Article Text
Abstract
Background Malignant bowel obstruction is often inoperable, and can precipitate a transition from hospital to hospice care. The condition brings a high symptom burden for patients (severe pain, nausea and intractable vomiting) and an inability to eat and drink. Cochrane systematic reviews report significant ongoing uncertainties regarding its management (Feuer, Broadley. Cochrane Database Syst Rev. 2000; Issue 1. Art. No.: CD001219; Sowerbutts, Lal, Sremanakova, et al. Cochrane Database Syst Rev. 2018; Issue 8. Art. No.:CD012812; Obita, Boland, Currow, et al. J Pain Symptom Manage. 2016; 52(6):901–19.e1); these uncertainties can lead to distress and confusion for the patient, and create challenges in communication and decision-making (Bravington, Obita, Baddeley, et al. PLoS ONE. 2023;18(8):e0289501).
Aim To understand the transition to hospice care in patients with malignant bowel obstruction to inform shared decision-making interventions.
Method Semi-structured, in-depth interviews using graphic elicitation (diagramming) with 19 palliative care specialists (9 consultants, 10 nurses), 14 patients and 4 caregivers as part of a larger qualitative study of the multidisciplinary management of malignant bowel obstruction (ethics approval reference: 22/NW/0153). Interviews were conducted across three hospitals and three hospices, and in patients’ homes. Transcribed, anonymised data were managed using Nvivo, and interpreted using reflexive thematic analysis (Braun, Clarke. Qual Res Sport, Exerc Health. 2019;11(4):589–597).
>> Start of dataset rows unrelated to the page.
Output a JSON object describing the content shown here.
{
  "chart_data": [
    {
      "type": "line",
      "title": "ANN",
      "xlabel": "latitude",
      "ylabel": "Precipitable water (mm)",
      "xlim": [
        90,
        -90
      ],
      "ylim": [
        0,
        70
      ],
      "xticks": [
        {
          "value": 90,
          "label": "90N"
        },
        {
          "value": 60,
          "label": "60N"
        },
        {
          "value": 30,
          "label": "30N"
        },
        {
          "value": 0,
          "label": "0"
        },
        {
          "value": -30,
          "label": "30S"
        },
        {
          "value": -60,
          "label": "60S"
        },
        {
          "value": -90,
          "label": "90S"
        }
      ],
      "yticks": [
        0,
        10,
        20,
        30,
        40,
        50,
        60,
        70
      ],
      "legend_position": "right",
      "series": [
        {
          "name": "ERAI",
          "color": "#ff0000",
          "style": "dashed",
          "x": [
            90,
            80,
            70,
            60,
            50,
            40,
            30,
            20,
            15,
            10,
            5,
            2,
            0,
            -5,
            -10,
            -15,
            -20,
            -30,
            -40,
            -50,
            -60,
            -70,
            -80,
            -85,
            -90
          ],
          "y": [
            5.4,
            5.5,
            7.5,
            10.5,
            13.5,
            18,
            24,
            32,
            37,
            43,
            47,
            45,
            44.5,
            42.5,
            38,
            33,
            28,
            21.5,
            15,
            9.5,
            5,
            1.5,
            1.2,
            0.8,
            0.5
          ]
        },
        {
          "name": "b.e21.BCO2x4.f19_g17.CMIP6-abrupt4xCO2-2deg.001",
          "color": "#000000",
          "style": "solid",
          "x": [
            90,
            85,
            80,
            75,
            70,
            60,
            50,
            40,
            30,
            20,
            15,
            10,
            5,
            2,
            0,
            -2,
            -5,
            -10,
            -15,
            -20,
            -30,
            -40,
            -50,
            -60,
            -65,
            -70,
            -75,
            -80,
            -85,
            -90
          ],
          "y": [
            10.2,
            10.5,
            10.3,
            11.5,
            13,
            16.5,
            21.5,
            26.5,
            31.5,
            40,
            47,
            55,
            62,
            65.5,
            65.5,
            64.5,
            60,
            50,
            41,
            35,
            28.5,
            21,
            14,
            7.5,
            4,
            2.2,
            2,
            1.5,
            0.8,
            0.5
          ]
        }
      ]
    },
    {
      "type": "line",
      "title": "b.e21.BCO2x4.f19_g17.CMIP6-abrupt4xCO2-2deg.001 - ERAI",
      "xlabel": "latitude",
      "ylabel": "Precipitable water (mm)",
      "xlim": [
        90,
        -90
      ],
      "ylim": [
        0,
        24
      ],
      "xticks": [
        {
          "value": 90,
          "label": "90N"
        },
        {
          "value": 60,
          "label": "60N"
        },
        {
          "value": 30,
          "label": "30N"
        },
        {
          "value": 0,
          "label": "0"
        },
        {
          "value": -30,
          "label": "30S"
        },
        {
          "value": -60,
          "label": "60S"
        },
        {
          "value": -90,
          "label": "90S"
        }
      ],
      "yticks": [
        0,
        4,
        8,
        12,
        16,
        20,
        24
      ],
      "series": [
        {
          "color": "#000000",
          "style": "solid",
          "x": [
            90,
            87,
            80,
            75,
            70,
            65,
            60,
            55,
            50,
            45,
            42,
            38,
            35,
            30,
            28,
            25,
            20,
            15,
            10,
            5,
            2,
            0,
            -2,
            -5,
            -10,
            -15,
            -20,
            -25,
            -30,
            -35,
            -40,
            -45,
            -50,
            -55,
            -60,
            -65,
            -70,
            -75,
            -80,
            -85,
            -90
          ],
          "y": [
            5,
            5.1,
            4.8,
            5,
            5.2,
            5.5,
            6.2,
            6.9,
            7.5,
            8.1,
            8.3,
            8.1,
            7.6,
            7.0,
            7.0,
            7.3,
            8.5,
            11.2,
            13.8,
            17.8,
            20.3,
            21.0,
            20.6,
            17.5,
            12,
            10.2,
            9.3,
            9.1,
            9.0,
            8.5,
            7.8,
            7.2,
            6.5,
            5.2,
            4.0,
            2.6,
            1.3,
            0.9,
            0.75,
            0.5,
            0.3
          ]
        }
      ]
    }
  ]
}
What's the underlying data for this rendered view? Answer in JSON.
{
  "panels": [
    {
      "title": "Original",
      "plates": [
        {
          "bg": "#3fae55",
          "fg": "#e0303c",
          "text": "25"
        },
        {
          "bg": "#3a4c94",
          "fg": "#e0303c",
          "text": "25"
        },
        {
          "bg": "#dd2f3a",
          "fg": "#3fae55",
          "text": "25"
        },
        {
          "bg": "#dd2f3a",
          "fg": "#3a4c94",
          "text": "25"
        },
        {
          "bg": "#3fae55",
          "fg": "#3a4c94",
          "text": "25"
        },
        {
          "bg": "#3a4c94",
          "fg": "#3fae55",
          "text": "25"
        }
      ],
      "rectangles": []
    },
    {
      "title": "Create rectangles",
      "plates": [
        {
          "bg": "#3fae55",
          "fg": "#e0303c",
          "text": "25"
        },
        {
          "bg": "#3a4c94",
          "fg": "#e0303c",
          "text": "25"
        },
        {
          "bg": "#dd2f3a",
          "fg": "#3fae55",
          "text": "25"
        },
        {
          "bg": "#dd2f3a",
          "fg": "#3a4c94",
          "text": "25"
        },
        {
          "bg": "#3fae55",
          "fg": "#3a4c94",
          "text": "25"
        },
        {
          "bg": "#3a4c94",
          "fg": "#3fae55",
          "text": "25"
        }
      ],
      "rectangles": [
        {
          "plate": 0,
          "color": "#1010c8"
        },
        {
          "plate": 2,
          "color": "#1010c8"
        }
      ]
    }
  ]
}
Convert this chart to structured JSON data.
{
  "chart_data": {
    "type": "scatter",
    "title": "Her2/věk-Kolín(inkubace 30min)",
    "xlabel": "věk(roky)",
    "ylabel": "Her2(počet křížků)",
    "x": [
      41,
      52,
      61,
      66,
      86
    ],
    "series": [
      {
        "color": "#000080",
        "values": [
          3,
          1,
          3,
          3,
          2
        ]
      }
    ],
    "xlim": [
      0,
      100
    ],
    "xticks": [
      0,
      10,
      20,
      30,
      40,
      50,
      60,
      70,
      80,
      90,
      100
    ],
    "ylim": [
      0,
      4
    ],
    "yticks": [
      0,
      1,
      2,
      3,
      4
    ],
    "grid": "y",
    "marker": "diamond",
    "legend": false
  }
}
Results Despite the severe symptoms and poor prognosis associated with inoperable malignant bowel obstruction, in hospitals, early involvement of palliative care teams was often resisted. Patients can enter hospice care with unstable symptoms and insufficient time to establish effective symptom control before death. Many patients arrived without a clear understanding of their prognosis, some with recently diagnosed cancer. Some were experiencing uncertainty and distress around the difficulties of eating and drinking, and had unrealistic expectations of treatment (such as parenteral nutrition). Hospice staff had to establish iterative conversations in a short timespan to facilitate decision-making that prioritised quality of life and a ‘good’ death.
Conclusion We suggest the utility of: i) upstream information/education in secondary care to facilitate realistic expectations and earlier access to palliative expertise, and ii) sensitive patient and caregiver information around symptom management with a focus on prioritising quality of life.